Interval notation is a way of writing subsets of the real number line. It is a compact form that uses parentheses and brackets to describe the range of numbers in a solution set. In the case of inequalities like "greater than" or "less than," parentheses are used to exclude endpoints. For example, for the inequality \(x > 2\), we use interval notation to write this as \((2, \infty)\). The parenthesis on 2 indicates that 2 is not part of the solution, while the infinity symbol always uses a parenthesis because infinity is a concept, not a specific number. Thus, \((2, \infty)\) represents all numbers greater than 2, extending infinitely.

Graphing inequalities on a number line allows us to visually interpret the solution set. This helps in understanding which parts of the number line satisfy the inequality condition.
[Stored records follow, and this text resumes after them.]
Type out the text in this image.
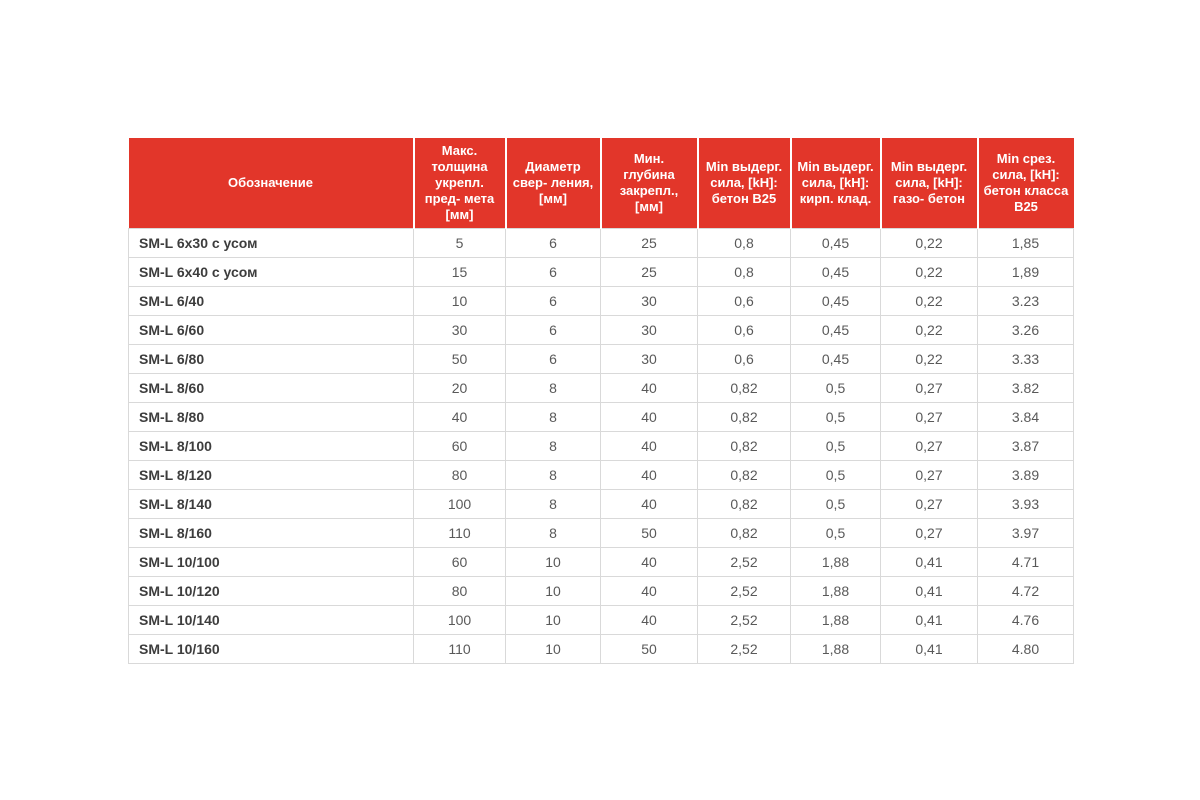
Обозначение	Макс. толщина укрепл. пред- мета [мм]	Диаметр свер- ления, [мм]	Мин. глубина закрепл., [мм]	Min выдерг. сила, [kH]: бетон B25	Min выдерг. сила, [kH]: кирп. клад.	Min выдерг. сила, [kH]: газо- бетон	Min срез. сила, [kH]: бетон класса B25
SM-L 6x30 с усом	5	6	25	0,8	0,45	0,22	1,85
SM-L 6x40 с усом	15	6	25	0,8	0,45	0,22	1,89
SM-L 6/40	10	6	30	0,6	0,45	0,22	3.23
SM-L 6/60	30	6	30	0,6	0,45	0,22	3.26
SM-L 6/80	50	6	30	0,6	0,45	0,22	3.33
SM-L 8/60	20	8	40	0,82	0,5	0,27	3.82
SM-L 8/80	40	8	40	0,82	0,5	0,27	3.84
SM-L 8/100	60	8	40	0,82	0,5	0,27	3.87
SM-L 8/120	80	8	40	0,82	0,5	0,27	3.89
SM-L 8/140	100	8	40	0,82	0,5	0,27	3.93
SM-L 8/160	110	8	50	0,82	0,5	0,27	3.97
SM-L 10/100	60	10	40	2,52	1,88	0,41	4.71
SM-L 10/120	80	10	40	2,52	1,88	0,41	4.72
SM-L 10/140	100	10	40	2,52	1,88	0,41	4.76
SM-L 10/160	110	10	50	2,52	1,88	0,41	4.80
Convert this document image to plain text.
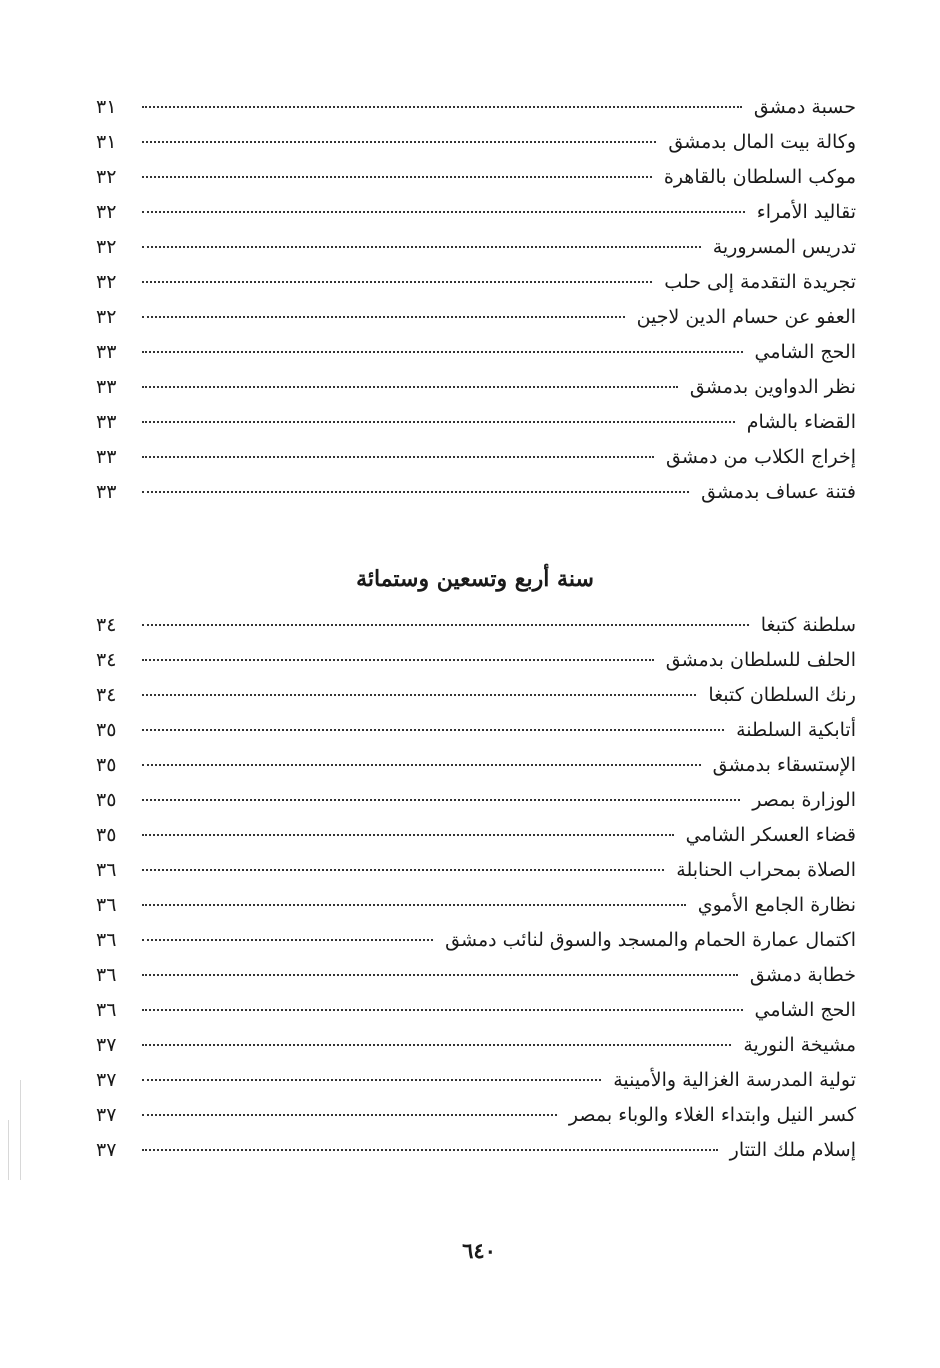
حسبة دمشق
٣١
وكالة بيت المال بدمشق
٣١
موكب السلطان بالقاهرة
٣٢
تقاليد الأمراء
٣٢
تدريس المسرورية
٣٢
تجريدة التقدمة إلى حلب
٣٢
العفو عن حسام الدين لاجين
٣٢
الحج الشامي
٣٣
نظر الدواوين بدمشق
٣٣
القضاء بالشام
٣٣
إخراج الكلاب من دمشق
٣٣
فتنة عساف بدمشق
٣٣
سنة أربع وتسعين وستمائة
سلطنة كتبغا
٣٤
الحلف للسلطان بدمشق
٣٤
رنك السلطان كتبغا
٣٤
أتابكية السلطنة
٣٥
الإستسقاء بدمشق
٣٥
الوزارة بمصر
٣٥
قضاء العسكر الشامي
٣٥
الصلاة بمحراب الحنابلة
٣٦
نظارة الجامع الأموي
٣٦
اكتمال عمارة الحمام والمسجد والسوق لنائب دمشق
٣٦
خطابة دمشق
٣٦
الحج الشامي
٣٦
مشيخة النورية
٣٧
تولية المدرسة الغزالية والأمينية
٣٧
كسر النيل وابتداء الغلاء والوباء بمصر
٣٧
إسلام ملك التتار
٣٧
٦٤٠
For our example with \(x > 2\):

• Begin by drawing a number line.
• Identify the critical point, which is the number 2 in this case.
• Place an open circle on 2 to show that it is not included in the solution.
• Draw a line extending to the right from 2 to indicate that all numbers greater than 2 are included.
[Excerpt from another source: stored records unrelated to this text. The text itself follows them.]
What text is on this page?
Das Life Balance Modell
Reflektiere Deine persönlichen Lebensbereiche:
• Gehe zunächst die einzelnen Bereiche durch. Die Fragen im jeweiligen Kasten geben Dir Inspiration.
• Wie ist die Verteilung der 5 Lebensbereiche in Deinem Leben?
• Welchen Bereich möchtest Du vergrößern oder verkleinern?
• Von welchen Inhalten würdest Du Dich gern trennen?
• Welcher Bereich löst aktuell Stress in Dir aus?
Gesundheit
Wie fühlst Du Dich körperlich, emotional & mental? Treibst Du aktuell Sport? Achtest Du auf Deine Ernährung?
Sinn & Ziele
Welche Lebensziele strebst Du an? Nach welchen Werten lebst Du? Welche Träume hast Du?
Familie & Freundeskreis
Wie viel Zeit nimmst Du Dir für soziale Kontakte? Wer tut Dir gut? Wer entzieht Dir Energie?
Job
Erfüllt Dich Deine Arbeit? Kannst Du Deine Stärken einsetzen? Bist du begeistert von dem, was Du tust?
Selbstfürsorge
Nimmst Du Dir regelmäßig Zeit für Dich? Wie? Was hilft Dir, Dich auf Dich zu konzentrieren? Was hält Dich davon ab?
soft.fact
The open circle clearly indicates exclusion, while the arrow demonstrates extension into infinity. This method creates a simple and effective way to visualize where a solution set lies on the number line.
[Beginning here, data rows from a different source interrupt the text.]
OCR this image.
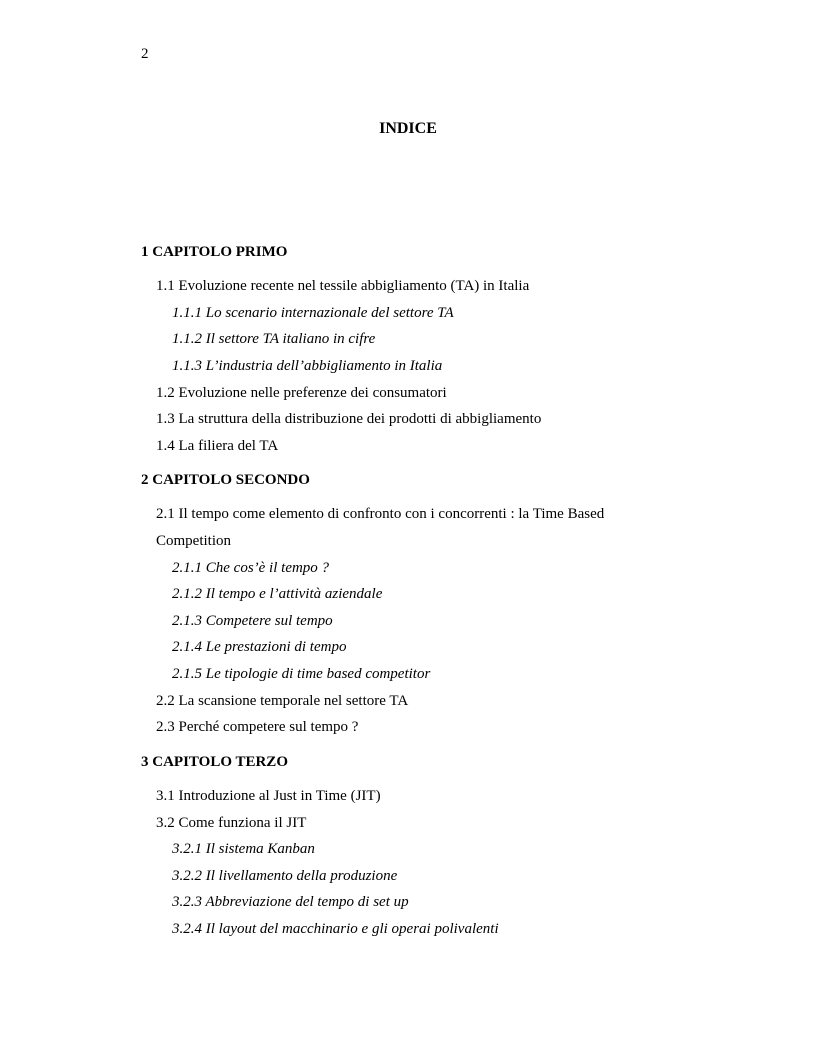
2
INDICE
1 CAPITOLO PRIMO
1.1 Evoluzione recente nel tessile abbigliamento (TA) in Italia
1.1.1 Lo scenario internazionale del settore TA
1.1.2 Il settore TA italiano in cifre
1.1.3 L’industria dell’abbigliamento in Italia
1.2 Evoluzione nelle preferenze dei consumatori
1.3 La struttura della distribuzione dei prodotti di abbigliamento
1.4 La filiera del TA
2 CAPITOLO SECONDO
2.1 Il tempo come elemento di confronto con i concorrenti : la Time Based
Competition
2.1.1 Che cos’è il tempo ?
2.1.2 Il tempo e l’attività aziendale
2.1.3 Competere sul tempo
2.1.4 Le prestazioni di tempo
2.1.5 Le tipologie di time based competitor
2.2 La scansione temporale nel settore TA
2.3 Perché competere sul tempo ?
3 CAPITOLO TERZO
3.1 Introduzione al Just in Time (JIT)
3.2 Come funziona il JIT
3.2.1 Il sistema Kanban
3.2.2 Il livellamento della produzione
3.2.3 Abbreviazione del tempo di set up
3.2.4 Il layout del macchinario e gli operai polivalenti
Solution set analysis involves understanding the range of values that are solutions to an inequality or a compound inequality, like in our exercise. This process includes the following steps:

• Considering each inequality individually to determine which values satisfy each condition.
• Recognizing how "or" compounds the inequalities, implying that satisfying just one is sufficient.
• Identifying the more restrictive condition; here it is \(x > 2\) because it is stricter than \(x > -1\).
• Presenting this refined solution set in a clean format like interval notation, \((2, \infty)\), ensuring clarity and precision.

By evaluating each part and concluding with the most informative solution set, you not only identify the correct solution but also deepen your understanding of how different solutions to inequalities relate to each other.